You can zoom in to specific parts of the series by clicking a point in the top chart and dragging to the required ending point. You can also use the sliders in the bottom chart to specify the required part of the series. To go back to the default zoom, return the sliders to the beginning and end of the bottom chart or click the All button in the Zoom area.
Handling missing points
The robust random cut forest chart needs a regular and uninterrupted flow of data points in order to work properly, so missing values need special handling to make the chart work. There are two possible causes for missing points:
There are events that don't exist
You will not be able to train your model if the data series contains holes due to non-existing events. In this case, the chart would try to interpolate those missing points. The interpolation takes into account the average of n previous points to allow working in real-time. When interpolation occurs, gaps are filled with purple dots to indicate that you are visualizing generated values.

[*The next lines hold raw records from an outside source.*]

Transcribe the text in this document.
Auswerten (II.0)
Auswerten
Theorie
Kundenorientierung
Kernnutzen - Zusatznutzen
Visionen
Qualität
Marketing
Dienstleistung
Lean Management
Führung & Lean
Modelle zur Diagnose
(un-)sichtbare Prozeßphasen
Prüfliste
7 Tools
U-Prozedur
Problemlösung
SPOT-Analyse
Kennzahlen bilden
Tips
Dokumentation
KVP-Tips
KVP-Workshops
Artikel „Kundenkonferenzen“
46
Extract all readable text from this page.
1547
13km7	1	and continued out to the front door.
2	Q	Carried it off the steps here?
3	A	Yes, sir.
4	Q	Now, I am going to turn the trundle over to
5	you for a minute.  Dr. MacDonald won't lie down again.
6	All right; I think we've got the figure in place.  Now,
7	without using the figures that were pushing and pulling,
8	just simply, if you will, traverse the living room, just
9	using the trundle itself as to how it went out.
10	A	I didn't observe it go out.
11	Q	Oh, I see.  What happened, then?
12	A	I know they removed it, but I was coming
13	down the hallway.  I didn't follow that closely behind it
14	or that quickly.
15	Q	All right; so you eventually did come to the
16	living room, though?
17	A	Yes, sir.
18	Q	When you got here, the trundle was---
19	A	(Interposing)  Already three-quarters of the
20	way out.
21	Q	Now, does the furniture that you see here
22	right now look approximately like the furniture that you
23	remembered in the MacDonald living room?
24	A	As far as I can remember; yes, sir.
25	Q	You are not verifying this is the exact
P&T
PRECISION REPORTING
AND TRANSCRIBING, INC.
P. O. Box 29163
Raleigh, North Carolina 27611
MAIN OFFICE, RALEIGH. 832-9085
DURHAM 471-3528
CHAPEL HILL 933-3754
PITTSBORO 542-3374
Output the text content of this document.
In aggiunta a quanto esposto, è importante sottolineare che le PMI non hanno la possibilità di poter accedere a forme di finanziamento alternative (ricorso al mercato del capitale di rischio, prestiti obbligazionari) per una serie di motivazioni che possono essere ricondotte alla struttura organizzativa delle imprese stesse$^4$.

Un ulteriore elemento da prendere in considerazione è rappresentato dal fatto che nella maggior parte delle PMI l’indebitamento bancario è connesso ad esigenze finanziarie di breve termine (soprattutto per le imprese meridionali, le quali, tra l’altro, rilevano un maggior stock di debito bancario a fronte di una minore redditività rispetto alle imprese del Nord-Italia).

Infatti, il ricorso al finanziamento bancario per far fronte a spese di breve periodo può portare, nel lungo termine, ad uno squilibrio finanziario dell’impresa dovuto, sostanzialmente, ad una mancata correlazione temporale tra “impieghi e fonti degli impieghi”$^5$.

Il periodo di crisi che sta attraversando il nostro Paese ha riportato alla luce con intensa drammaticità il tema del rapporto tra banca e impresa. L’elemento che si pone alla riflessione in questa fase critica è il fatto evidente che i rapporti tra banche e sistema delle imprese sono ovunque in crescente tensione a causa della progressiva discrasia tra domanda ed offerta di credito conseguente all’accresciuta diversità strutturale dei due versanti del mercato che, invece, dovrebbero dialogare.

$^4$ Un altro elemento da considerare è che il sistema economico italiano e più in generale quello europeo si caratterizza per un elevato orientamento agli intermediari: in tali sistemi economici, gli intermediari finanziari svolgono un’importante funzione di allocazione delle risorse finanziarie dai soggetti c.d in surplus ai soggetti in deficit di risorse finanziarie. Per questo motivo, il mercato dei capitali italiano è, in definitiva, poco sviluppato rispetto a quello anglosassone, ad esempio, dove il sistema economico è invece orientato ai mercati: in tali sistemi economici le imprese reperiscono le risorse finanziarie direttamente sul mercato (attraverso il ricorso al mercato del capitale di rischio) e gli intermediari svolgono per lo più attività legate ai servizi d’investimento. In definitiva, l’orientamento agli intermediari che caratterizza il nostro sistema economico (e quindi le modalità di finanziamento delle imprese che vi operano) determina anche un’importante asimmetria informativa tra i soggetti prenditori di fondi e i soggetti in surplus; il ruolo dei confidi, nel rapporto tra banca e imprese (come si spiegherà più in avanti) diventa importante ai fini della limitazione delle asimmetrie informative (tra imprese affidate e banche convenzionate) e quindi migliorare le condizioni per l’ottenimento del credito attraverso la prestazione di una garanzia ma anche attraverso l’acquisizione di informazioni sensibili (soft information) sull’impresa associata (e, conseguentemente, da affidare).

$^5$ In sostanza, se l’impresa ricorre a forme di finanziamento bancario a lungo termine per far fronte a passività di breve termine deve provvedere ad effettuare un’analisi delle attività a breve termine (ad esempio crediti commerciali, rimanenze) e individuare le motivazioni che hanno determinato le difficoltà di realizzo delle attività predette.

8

The maximum number of consecutive missing points to be interpolated is 5. If this value is exceeded, you will not be able to train the model. An error will appear when clicking the Train button and holes will be marked in the chart with pinkish bands.
It is advisable to keep the lowest possible rate of points to be interpolated in order to get the most out of the chart. Keep in mind that interpolated points are simply a prediction generated by the chart, and are not real.
This problem may be solved by regrouping your query using a greater grouping period.
The data is not fully downloaded
Interpolation only works with events that don't exist. The chart will never interpolate values from data yet to be loaded. These areas are represented on the chart as gray bands. In this case, the chart will only evaluate up to the first gap.
There must be enough events for at least training and evaluating one point before the gap starts, otherwise, you will be notified. Click the Download more button in the warning message that appears to download the data required for the widget to train, or do it manually activating the Load all events option in the Event loading indicator of the search window.